I've seen gene maps, too, in which it looked to me like Jews were well-clustered enough to be identified as a group. That means that there could be samples outside the area you identify as Jewish, so could it be used to do a Jew or Not Jew test, I don't know. DNA wasn't available to the Nazis, was it? So their inability to precisely identify Jews is understandable.
I actually don't understand what you're saying about semitic people, without seeing the data.
I also don't understand what you're saying about American Jews being not Jewish enough. Is this a matter of dilution?
It's a matter of religion. "Dilution" doesn't really make sense. Yes, when you have marriage laws over several thousand years, you get some specificity. But in reality, most American jews take a secular, ethnic, irreligious approach to being jews; and basically make shit up as they went along about who got to do what, and how things got to work, all while continuing to call themselves jews.
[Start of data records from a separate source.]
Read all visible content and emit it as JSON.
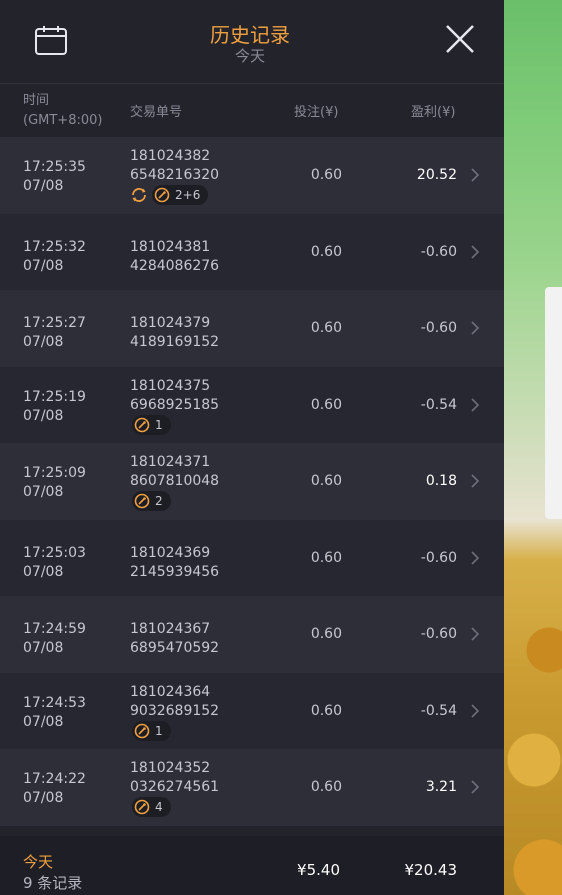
{
  "header": {
    "title": "历史记录",
    "subtitle": "今天"
  },
  "columns": {
    "time_line1": "时间",
    "time_line2": "(GMT+8:00)",
    "order": "交易单号",
    "bet": "投注(¥)",
    "profit": "盈利(¥)"
  },
  "rows": [
    {
      "time": "17:25:35",
      "date": "07/08",
      "order1": "181024382",
      "order2": "6548216320",
      "bet": "0.60",
      "profit": "20.52",
      "win": true,
      "spin": true,
      "badge": "2+6"
    },
    {
      "time": "17:25:32",
      "date": "07/08",
      "order1": "181024381",
      "order2": "4284086276",
      "bet": "0.60",
      "profit": "-0.60",
      "win": false,
      "spin": false,
      "badge": null
    },
    {
      "time": "17:25:27",
      "date": "07/08",
      "order1": "181024379",
      "order2": "4189169152",
      "bet": "0.60",
      "profit": "-0.60",
      "win": false,
      "spin": false,
      "badge": null
    },
    {
      "time": "17:25:19",
      "date": "07/08",
      "order1": "181024375",
      "order2": "6968925185",
      "bet": "0.60",
      "profit": "-0.54",
      "win": false,
      "spin": false,
      "badge": "1"
    },
    {
      "time": "17:25:09",
      "date": "07/08",
      "order1": "181024371",
      "order2": "8607810048",
      "bet": "0.60",
      "profit": "0.18",
      "win": true,
      "spin": false,
      "badge": "2"
    },
    {
      "time": "17:25:03",
      "date": "07/08",
      "order1": "181024369",
      "order2": "2145939456",
      "bet": "0.60",
      "profit": "-0.60",
      "win": false,
      "spin": false,
      "badge": null
    },
    {
      "time": "17:24:59",
      "date": "07/08",
      "order1": "181024367",
      "order2": "6895470592",
      "bet": "0.60",
      "profit": "-0.60",
      "win": false,
      "spin": false,
      "badge": null
    },
    {
      "time": "17:24:53",
      "date": "07/08",
      "order1": "181024364",
      "order2": "9032689152",
      "bet": "0.60",
      "profit": "-0.54",
      "win": false,
      "spin": false,
      "badge": "1"
    },
    {
      "time": "17:24:22",
      "date": "07/08",
      "order1": "181024352",
      "order2": "0326274561",
      "bet": "0.60",
      "profit": "3.21",
      "win": true,
      "spin": false,
      "badge": "4"
    }
  ],
  "footer": {
    "today": "今天",
    "count": "9 条记录",
    "total_bet": "¥5.40",
    "total_profit": "¥20.43"
  },
  "icons": {
    "calendar": "calendar-icon",
    "close": "close-icon",
    "row_chevron": "chevron-right-icon",
    "free_spin": "free-spin-icon",
    "feature": "feature-icon"
  },
  "colors": {
    "accent": "#f0a040",
    "panel": "#23232b",
    "row_odd": "#2e2e39",
    "row_even": "#272731",
    "text": "#c7c7d0",
    "muted": "#8a8a96"
  }
}
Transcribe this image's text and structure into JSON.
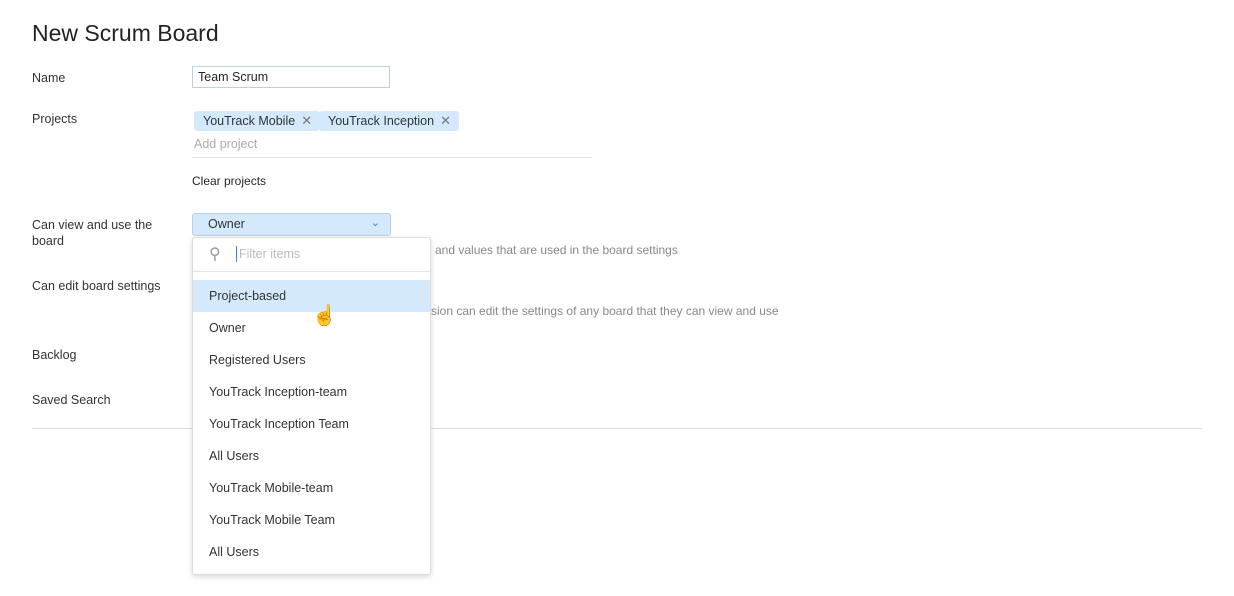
{
  "page_title": "New Scrum Board",
  "fields": {
    "name_label": "Name",
    "name_value": "Team Scrum",
    "projects_label": "Projects",
    "projects": [
      {
        "label": "YouTrack Mobile"
      },
      {
        "label": "YouTrack Inception"
      }
    ],
    "add_project_placeholder": "Add project",
    "clear_projects": "Clear projects",
    "view_label": "Can view and use the board",
    "view_value": "Owner",
    "view_hint": "and values that are used in the board settings",
    "edit_label": "Can edit board settings",
    "edit_hint": "sion can edit the settings of any board that they can view and use",
    "backlog_label": "Backlog",
    "saved_search_label": "Saved Search"
  },
  "dropdown": {
    "filter_placeholder": "Filter items",
    "items": [
      "Project-based",
      "Owner",
      "Registered Users",
      "YouTrack Inception-team",
      "YouTrack Inception Team",
      "All Users",
      "YouTrack Mobile-team",
      "YouTrack Mobile Team",
      "All Users"
    ],
    "highlighted": "Project-based"
  }
}
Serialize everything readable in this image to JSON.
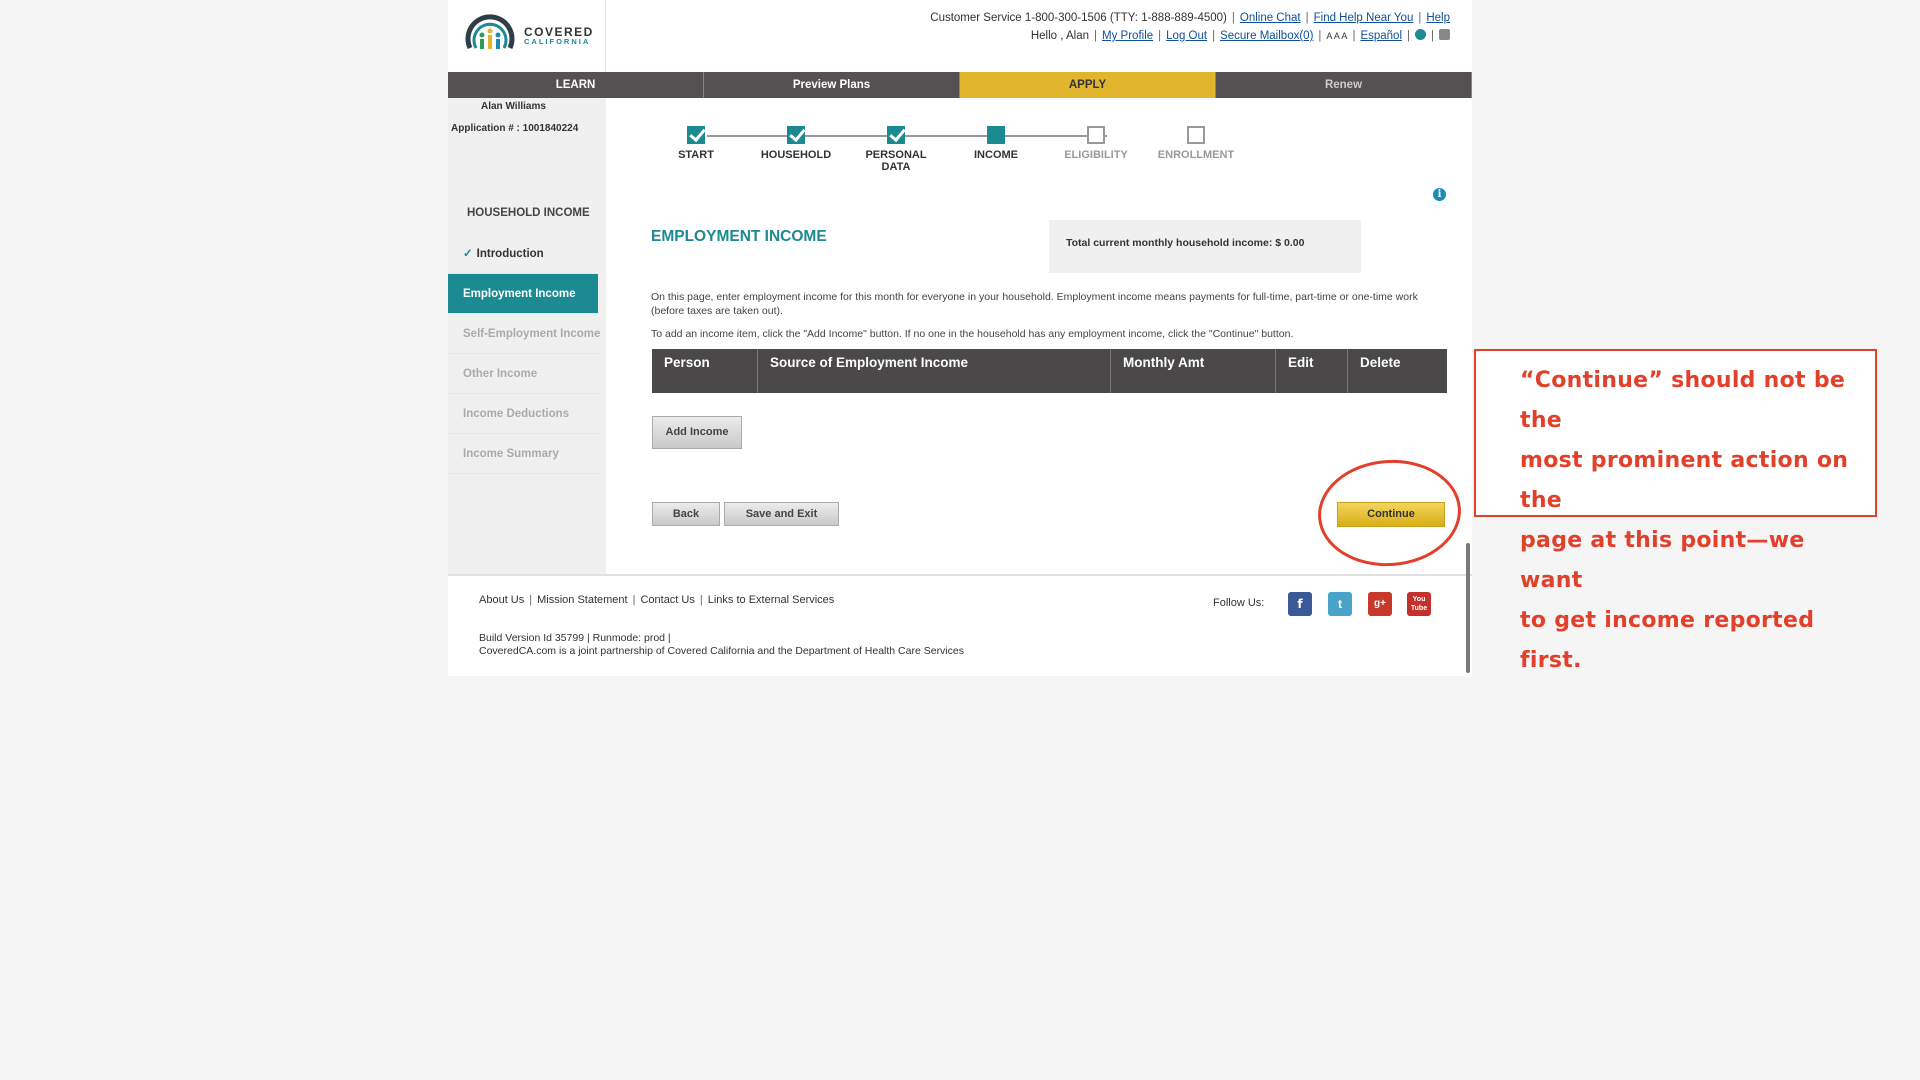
{
  "header": {
    "brand_line1": "COVERED",
    "brand_line2": "CALIFORNIA",
    "customer_service": "Customer Service 1-800-300-1506 (TTY: 1-888-889-4500)",
    "online_chat": "Online Chat",
    "find_help": "Find Help Near You",
    "help": "Help",
    "greeting": "Hello , Alan",
    "my_profile": "My Profile",
    "log_out": "Log Out",
    "secure_mailbox": "Secure Mailbox(0)",
    "font_size": "A A A",
    "espanol": "Español"
  },
  "nav": {
    "learn": "LEARN",
    "preview": "Preview Plans",
    "apply": "APPLY",
    "renew": "Renew"
  },
  "sidebar": {
    "user": "Alan Williams",
    "application": "Application # : 1001840224",
    "title": "HOUSEHOLD INCOME",
    "items": [
      {
        "label": "Introduction"
      },
      {
        "label": "Employment Income"
      },
      {
        "label": "Self-Employment Income"
      },
      {
        "label": "Other Income"
      },
      {
        "label": "Income Deductions"
      },
      {
        "label": "Income Summary"
      }
    ]
  },
  "stepper": {
    "steps": [
      {
        "label": "START",
        "state": "done"
      },
      {
        "label": "HOUSEHOLD",
        "state": "done"
      },
      {
        "label": "PERSONAL DATA",
        "state": "done"
      },
      {
        "label": "INCOME",
        "state": "current"
      },
      {
        "label": "ELIGIBILITY",
        "state": "todo"
      },
      {
        "label": "ENROLLMENT",
        "state": "todo"
      }
    ]
  },
  "main": {
    "title": "EMPLOYMENT INCOME",
    "total": "Total current monthly household income: $ 0.00",
    "desc1": "On this page, enter employment income for this month for everyone in your household. Employment income means payments for full-time, part-time or one-time work (before taxes are taken out).",
    "desc2": "To add an income item, click the \"Add Income\" button. If no one in the household has any employment income, click the \"Continue\" button.",
    "table_headers": [
      "Person",
      "Source of Employment Income",
      "Monthly Amt",
      "Edit",
      "Delete"
    ],
    "add_income": "Add Income",
    "back": "Back",
    "save_exit": "Save and Exit",
    "continue": "Continue"
  },
  "footer": {
    "links": [
      "About Us",
      "Mission Statement",
      "Contact Us",
      "Links to External Services"
    ],
    "build": "Build Version Id 35799 |   Runmode: prod  |",
    "partner": "CoveredCA.com is a joint partnership of Covered California and the Department of Health Care Services",
    "follow": "Follow Us:",
    "social": {
      "facebook": "f",
      "twitter": "t",
      "googleplus": "g+",
      "youtube": "You Tube"
    }
  },
  "annotation": {
    "lines": [
      "“Continue” should not be the",
      "most prominent action on the",
      "page at this point—we want",
      "to get income reported first."
    ]
  },
  "colors": {
    "accent": "#1b8a91",
    "apply_tab": "#e2b52f",
    "annotation": "#e2402a"
  }
}
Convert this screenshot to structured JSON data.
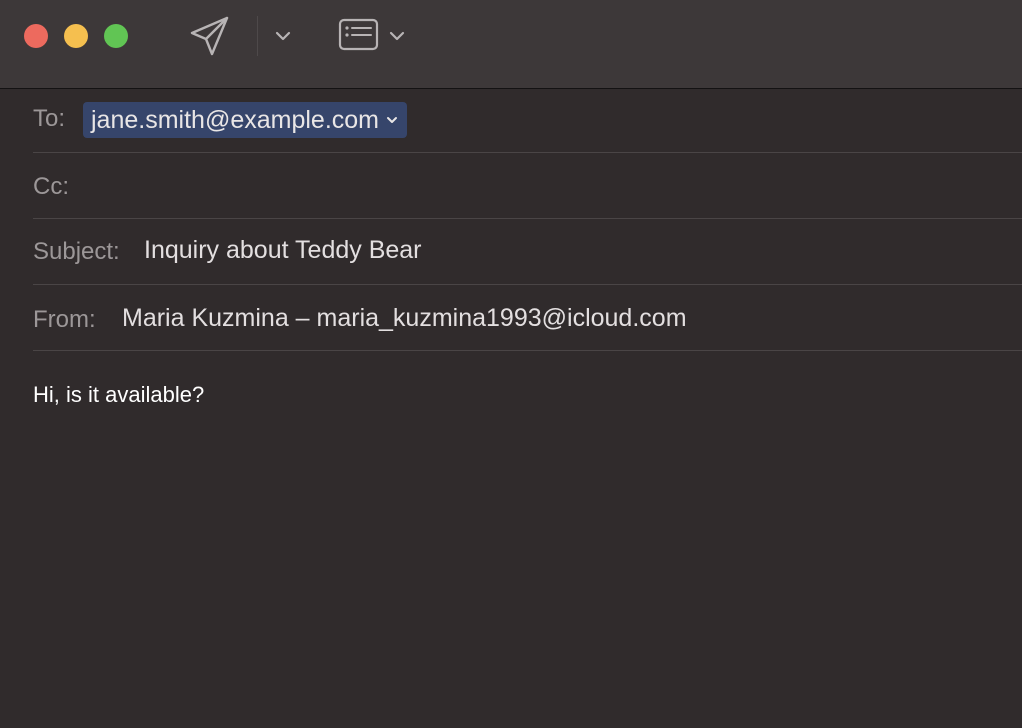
{
  "window": {
    "colors": {
      "background": "#302b2c",
      "toolbar": "#3d3839",
      "close": "#ed6a5e",
      "minimize": "#f5bf4f",
      "zoom": "#61c554",
      "token": "#36456b"
    }
  },
  "toolbar": {
    "send_icon": "paper-plane-icon",
    "send_options_icon": "chevron-down-icon",
    "format_icon": "header-fields-icon",
    "format_options_icon": "chevron-down-icon"
  },
  "header": {
    "to": {
      "label": "To:",
      "recipient": "jane.smith@example.com"
    },
    "cc": {
      "label": "Cc:",
      "value": ""
    },
    "subject": {
      "label": "Subject:",
      "value": "Inquiry about Teddy Bear"
    },
    "from": {
      "label": "From:",
      "value": "Maria Kuzmina – maria_kuzmina1993@icloud.com"
    }
  },
  "body": {
    "text": "Hi, is it available?"
  }
}
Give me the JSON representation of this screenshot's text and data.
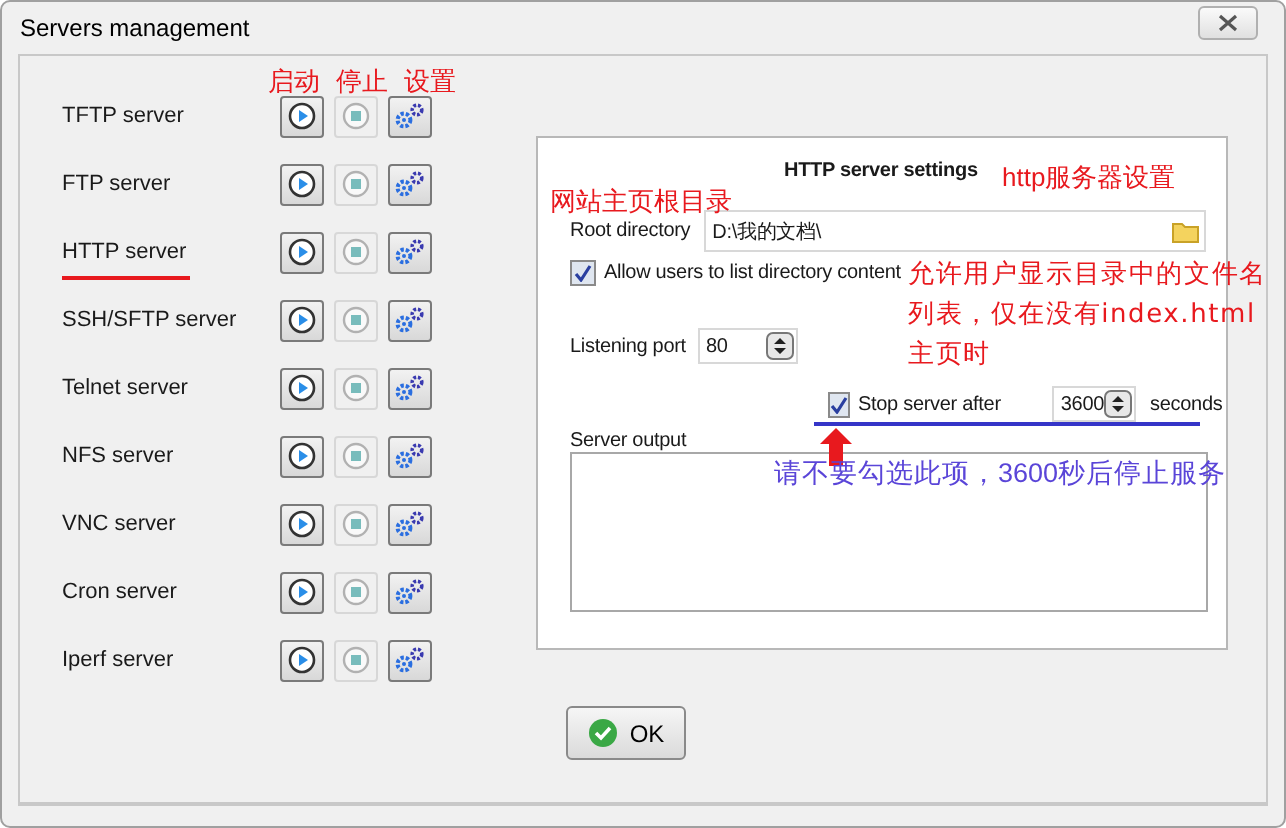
{
  "window": {
    "title": "Servers management"
  },
  "servers": [
    {
      "name": "TFTP server",
      "underlined": false,
      "stop_disabled": true
    },
    {
      "name": "FTP server",
      "underlined": false,
      "stop_disabled": true
    },
    {
      "name": "HTTP server",
      "underlined": true,
      "stop_disabled": true
    },
    {
      "name": "SSH/SFTP server",
      "underlined": false,
      "stop_disabled": true
    },
    {
      "name": "Telnet server",
      "underlined": false,
      "stop_disabled": true
    },
    {
      "name": "NFS server",
      "underlined": false,
      "stop_disabled": true
    },
    {
      "name": "VNC server",
      "underlined": false,
      "stop_disabled": true
    },
    {
      "name": "Cron server",
      "underlined": false,
      "stop_disabled": true
    },
    {
      "name": "Iperf server",
      "underlined": false,
      "stop_disabled": true
    }
  ],
  "settings": {
    "title": "HTTP server settings",
    "root_directory": {
      "label": "Root directory",
      "value": "D:\\我的文档\\"
    },
    "list_directory": {
      "label": "Allow users to list directory content",
      "checked": true
    },
    "listening_port": {
      "label": "Listening port",
      "value": "80"
    },
    "stop_after": {
      "label": "Stop server after",
      "checked": true,
      "value": "3600",
      "unit": "seconds"
    },
    "output": {
      "label": "Server output"
    }
  },
  "ok_button": {
    "label": "OK"
  },
  "annotations": {
    "column_labels": [
      "启动",
      "停止",
      "设置"
    ],
    "root_note": "网站主页根目录",
    "settings_note": "http服务器设置",
    "list_note": "允许用户显示目录中的文件名列表，仅在没有index.html主页时",
    "stop_note": "请不要勾选此项，3600秒后停止服务"
  }
}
Imagine if the Unitarian Church called themselves "catholics". They don't even acknowledge the divinity of Christ, and they aren't even people most protestants can respect. You can't be a catholic and reject Catholicism. American jews are the equivalent of Unitarian jews. They don't follow the religion, they just say they are jews and want that identity as a tool. In the book "Jew v. Jew" that I have, they even go over the fact that the problem with the US is that it integrated jews into it's society at a very early time. Unlike jews, literally everywhere else on Earth, American jews were integrated to the point of basically just being American without much distinction besides some of their religious traditions. But elsewhere in the world, jews centered everything around their religion. When the state of Israel became the "homeland for the jews", American jews were finally forced into having to reconcile the with the reality that they weren't even really jews anymore; just Americans. Many, because they are progressive, still fight to keep that identity without ever actually living up to it.